Malgré les promesses maintes fois répétées de relance de l'emploi en faveur des jeunes, promesses faites entre autres lors du sommet de décembre 2011, les jeunes restent parmi les principales victimes de la crise, particulièrement en Espagne. Ici quasiment un jeune sur deux est sans emploi. Même diplômés, c’est le règne de la débrouille et de la solidarité.   

Solutions alternatives

Certains mettent leurs maigres revenus en commun, et surtout ils sont nombreux à tenter de tourner le dos à la société de consommation. De revenir à une société du troc, de l’échange non monétaire.

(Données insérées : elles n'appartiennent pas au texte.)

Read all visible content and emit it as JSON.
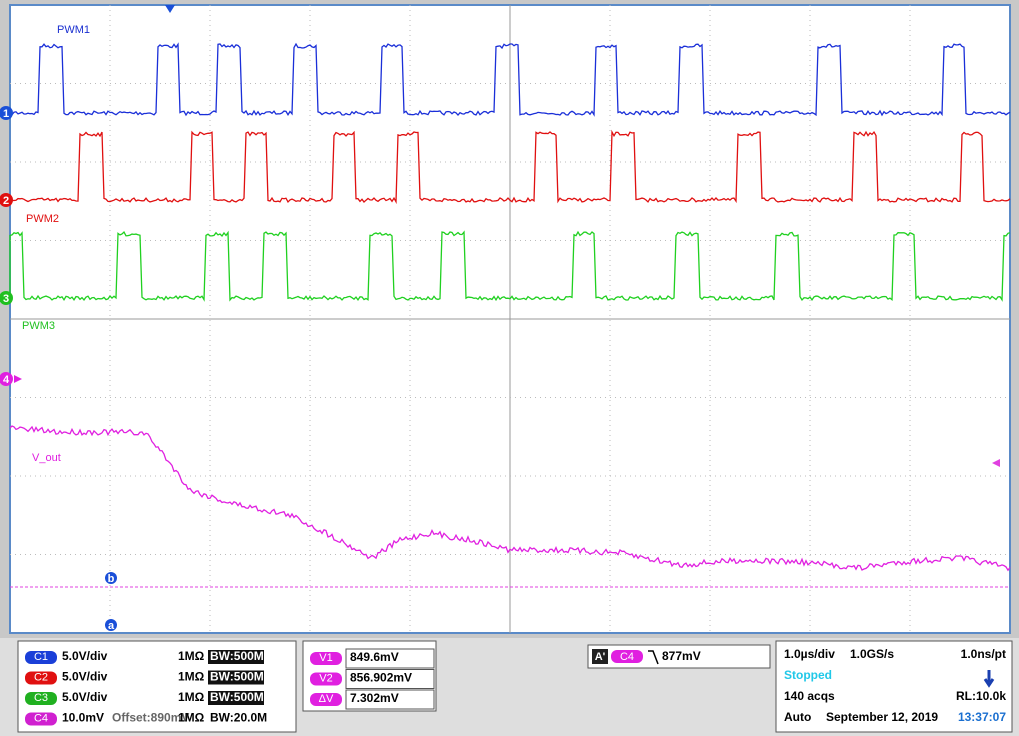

Dans les quartiers, jeunes et vieux s’assemblent, occupent l’espace public et discutent de toutes les questions essentielles : santé, logement, emplois.

Et pour se loger, les occupations se multiplient. L’Espagne connaît un nombre très important d’immeubles inoccupés comme dans ces bâtiments de la banque Bankia, récemment nationalisée. Ils sont occupés : un geste de survie mais aussi un manifeste politique. Comme le dit cette jeune femme : " Quand Bankia était une entreprise privée, elle spéculait sur un bien de 1ère nécessité que sont les logements en les gérant comme n’importe qu’elle autre bien. Alors, si Bankia ne permet pas aux caméras d’entrer c’est parce qu’elle ne veut pas qu’on associe son nom aussi directement à une double injustice sociale : d’une part d’être à l’origine de tant d’expulsions et puis d’être le bourreau des nouveaux occupants ", déclare une des occupantes "

En répondant aux nécessités de la crise, ces jeunes inventent peut-être un nouveau monde.